Teachers want more help choosing tech

There is a need for better guidance on spending school money before Bett, finds Sophie Beyer

Teachers need more support when choosing expensive technology for schools, said educators and tech industry commentators at a recent roundtable discussion event hosted by Instructure ahead of the Bett Show. Bett, the UK’s largest edtech conference, expects more than 34,700 visitors, many of them teachers looking to buy classroom equipment or software.

The UK edtech market is expected to reach £3.4bn by 2021 and is growing at 22% year on year, according to research released at London Edtech Week in 2017.

Some teachers are reluctant to spend time experimenting with tech when their day is already full, especially if they have had a bad experience with older equipment, according to Craig Ring, Pastoral Leader and Music Teacher from Rooks Heath College. Craig spoke of the need for guidance that isn’t too rigid and said: ‘Because there are no universal guidelines it is very difficult to convince teachers, particularly old-school teachers.’  Without leadership from the government or the school’s senior team, it’s down to individual teachers to drive change within their classroom.

At the moment, there is little formal assessment of the efficacy of the use of technology, as Ofsted mainly focuses on safeguarding according to Andrew Murden, former deputy head and e-learning consultant. He spoke of the importance of clear expectations and realistic timeframes: ‘Ofsted inspectors should know what good use of tech looks like, and should recognise accreditation such as eSafety. The key driver is school leadership, they really need to know why they are using tech and government can facilitate this with guidance…There seems to be a bit of a blind spot in some schools.’  He noted that some academies have a strong vision but in other schools “digital is just a PR exercise”.
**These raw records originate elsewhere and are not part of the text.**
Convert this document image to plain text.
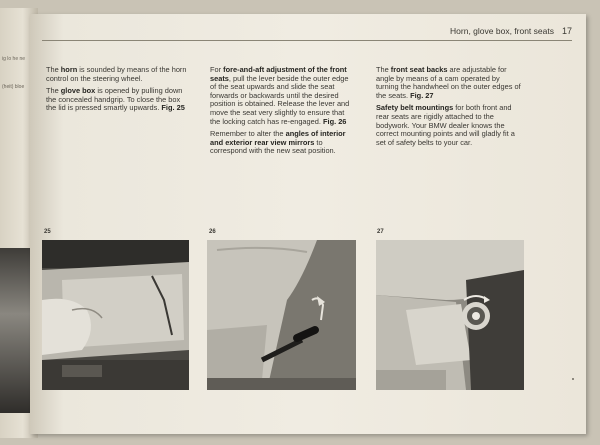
ig lo he ne
(heit) bloe
Horn, glove box, front seats 17

The horn is sounded by means of the horn control on the steering wheel.

The glove box is opened by pulling down the concealed handgrip. To close the box the lid is pressed smartly upwards. Fig. 25

For fore-and-aft adjustment of the front seats, pull the lever beside the outer edge of the seat upwards and slide the seat forwards or backwards until the desired position is obtained. Release the lever and move the seat very slightly to ensure that the locking catch has re-engaged. Fig. 26

Remember to alter the angles of interior and exterior rear view mirrors to correspond with the new seat position.

The front seat backs are adjustable for angle by means of a cam operated by turning the handwheel on the outer edges of the seats. Fig. 27

Safety belt mountings for both front and rear seats are rigidly attached to the bodywork. Your BMW dealer knows the correct mounting points and will gladly fit a set of safety belts to your car.

25	26	27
Rachel Matthews, Director of International Communications at Instructure said: “Procurement is a significant barrier to tech adoption. Other territories such as Scotland and Scandinavia manage the process more effectively. Other areas of need included dealing with legacy systems and equipment, a closer look at how to measure the ROI of technology – and the need for adequate training to ensure adoption.” She stressed the importance of grassroots collaboration to help schools incorporate more tech in their teaching.

The roundtable held by Instructure and Canvas

Anna Wolffe, secretariat to the Education All Party Parliamentary Group observed that there is currently considerable freedom on the use of tech in schools, and spoke of a history of ‘mixed rhetoric’ from the government on whether to teach digitally. She said:  ‘I don’t think we have got it right, as there has been a seesaw from edtech to textbook, but the two can work happily side-by-side in the classroom…Government doesn’t want to be too prescriptive, but wants to tell schools the end goal, but how they get there should be up to them.’ 

“Bett is mind-bogglingly huge, and teachers need to do their research before they go to make the most of their time there.’ Anna went on to say that there is a fundamental lack of understanding into how much tech can help education and that schools want advice.

Emilie Sundorph, who works on edtech for the think tank Reform, said that leadership in schools was key to helping teachers make the choice to adopt digital teaching tools, as some still felt tech is a distraction. Emilie said: ‘There is still a feeling that edtech is an extra. We need to show how edtech can contribute to closing the attainment gap.’  Edtech is an upfront investment in terms of time and money, and schools want to be seen as fiscally responsible. In the long term though, Emilie predicts that adoption of digital technology will reap rewards in terms of pupil attainment.

Instructure say that the current guidance is fragmented and sourcing digital equipment is left to schools and teachers with little support. Instructure owns Canvas, which provides virtual learning environments for education, and their white paper Driving Digital Strategy in Schools was published last summer. The conclusion calls for government guidance which is flexible enough to meet institutions’ individual needs but prescriptive enough to provide security and recognises the importance of continued grassroots collaboration between students and teachers.

It was widely anticipated that new Digital Strategy would be included in the Secretary of State for Education’s speech at Bett, but a spokesperson for the Department of Education said the strategy will be announced “in due course”.